So, after a whole month of living in the smokiest state in the union, we got rain last weekend that washed the air clean and cooled the whole place down. Like, thirty degrees. From low 90s to mid-60s, and chilly enough at night to need a fire in the woodstove. My whole body is wondering how we got to Antarctica so fast. It is always amazing to me how 70 degrees can feel like an oven in the spring and a refrigerator in the fall.
The camper is off the truck and back on its blocks, with only minor cussing in the process. It was such a pleasure to haul all the memorabilia and legal stuff out of the truck and back into the house! I do not feel so guilty leaving the place even to buy groceries now. I have a fair hope that the house and barn will still be standing when I get home.

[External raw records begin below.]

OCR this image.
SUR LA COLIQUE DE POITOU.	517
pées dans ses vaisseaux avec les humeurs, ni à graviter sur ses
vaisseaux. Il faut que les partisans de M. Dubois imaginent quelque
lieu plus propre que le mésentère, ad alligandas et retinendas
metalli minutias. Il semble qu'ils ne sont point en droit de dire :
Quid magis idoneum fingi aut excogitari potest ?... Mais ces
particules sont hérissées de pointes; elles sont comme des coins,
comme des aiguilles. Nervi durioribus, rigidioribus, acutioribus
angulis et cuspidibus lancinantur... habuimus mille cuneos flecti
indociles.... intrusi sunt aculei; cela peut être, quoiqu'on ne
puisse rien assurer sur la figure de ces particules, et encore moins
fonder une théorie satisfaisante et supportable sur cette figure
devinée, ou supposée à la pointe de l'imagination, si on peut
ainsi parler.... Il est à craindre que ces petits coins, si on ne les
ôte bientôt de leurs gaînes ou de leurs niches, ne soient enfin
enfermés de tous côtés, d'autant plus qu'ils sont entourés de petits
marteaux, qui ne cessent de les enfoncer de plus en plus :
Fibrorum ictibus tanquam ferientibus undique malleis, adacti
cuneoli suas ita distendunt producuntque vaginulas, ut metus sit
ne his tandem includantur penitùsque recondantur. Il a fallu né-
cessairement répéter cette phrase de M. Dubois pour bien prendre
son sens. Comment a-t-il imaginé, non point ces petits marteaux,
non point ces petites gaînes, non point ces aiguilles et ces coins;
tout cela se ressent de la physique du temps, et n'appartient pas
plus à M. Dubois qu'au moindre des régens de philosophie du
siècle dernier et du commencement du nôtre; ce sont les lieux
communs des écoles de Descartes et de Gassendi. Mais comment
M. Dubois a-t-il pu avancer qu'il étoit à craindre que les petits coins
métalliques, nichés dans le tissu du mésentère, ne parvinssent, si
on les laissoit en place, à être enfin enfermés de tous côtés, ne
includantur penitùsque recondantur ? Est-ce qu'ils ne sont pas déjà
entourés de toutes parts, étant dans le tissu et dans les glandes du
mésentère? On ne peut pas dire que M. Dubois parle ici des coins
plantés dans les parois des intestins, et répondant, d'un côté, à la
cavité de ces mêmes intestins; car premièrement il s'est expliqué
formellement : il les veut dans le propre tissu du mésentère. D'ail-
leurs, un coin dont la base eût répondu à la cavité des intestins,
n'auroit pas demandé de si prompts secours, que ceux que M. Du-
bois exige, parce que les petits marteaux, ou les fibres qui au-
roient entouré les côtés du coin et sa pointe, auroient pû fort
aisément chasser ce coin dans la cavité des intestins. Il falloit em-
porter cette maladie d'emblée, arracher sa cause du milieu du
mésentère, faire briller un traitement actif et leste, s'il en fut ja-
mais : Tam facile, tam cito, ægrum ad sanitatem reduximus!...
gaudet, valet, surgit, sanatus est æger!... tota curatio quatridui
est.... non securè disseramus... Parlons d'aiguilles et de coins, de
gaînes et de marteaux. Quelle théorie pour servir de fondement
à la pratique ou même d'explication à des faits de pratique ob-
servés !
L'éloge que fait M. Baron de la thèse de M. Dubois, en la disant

Being a cancer patient, I am forced to think about survival every blinkin' day, but there really is nothing like a natural disaster to make you appreciate what you have or what you stand to lose. My heart hurts for all the families that were burned out and lost everything but each other. And that is the essential thing, isn't it? Things can be replaced, for the most part. Even the most precious memento does not, in the end, give us life; it only enriches it. The real treasure is in the people around you, the ones you will go on with. They can't be replaced, and so any day you get out with your lives is a good day, however horrendous the shock of coming home to a pile of ashes.
Thus far our state has been lucky. The death toll has been low, but even one life lost is too many. Send a few good wishes our way that the rains continue and the fires die out soon, before that number changes, or anyone else loses their homes. Thanks!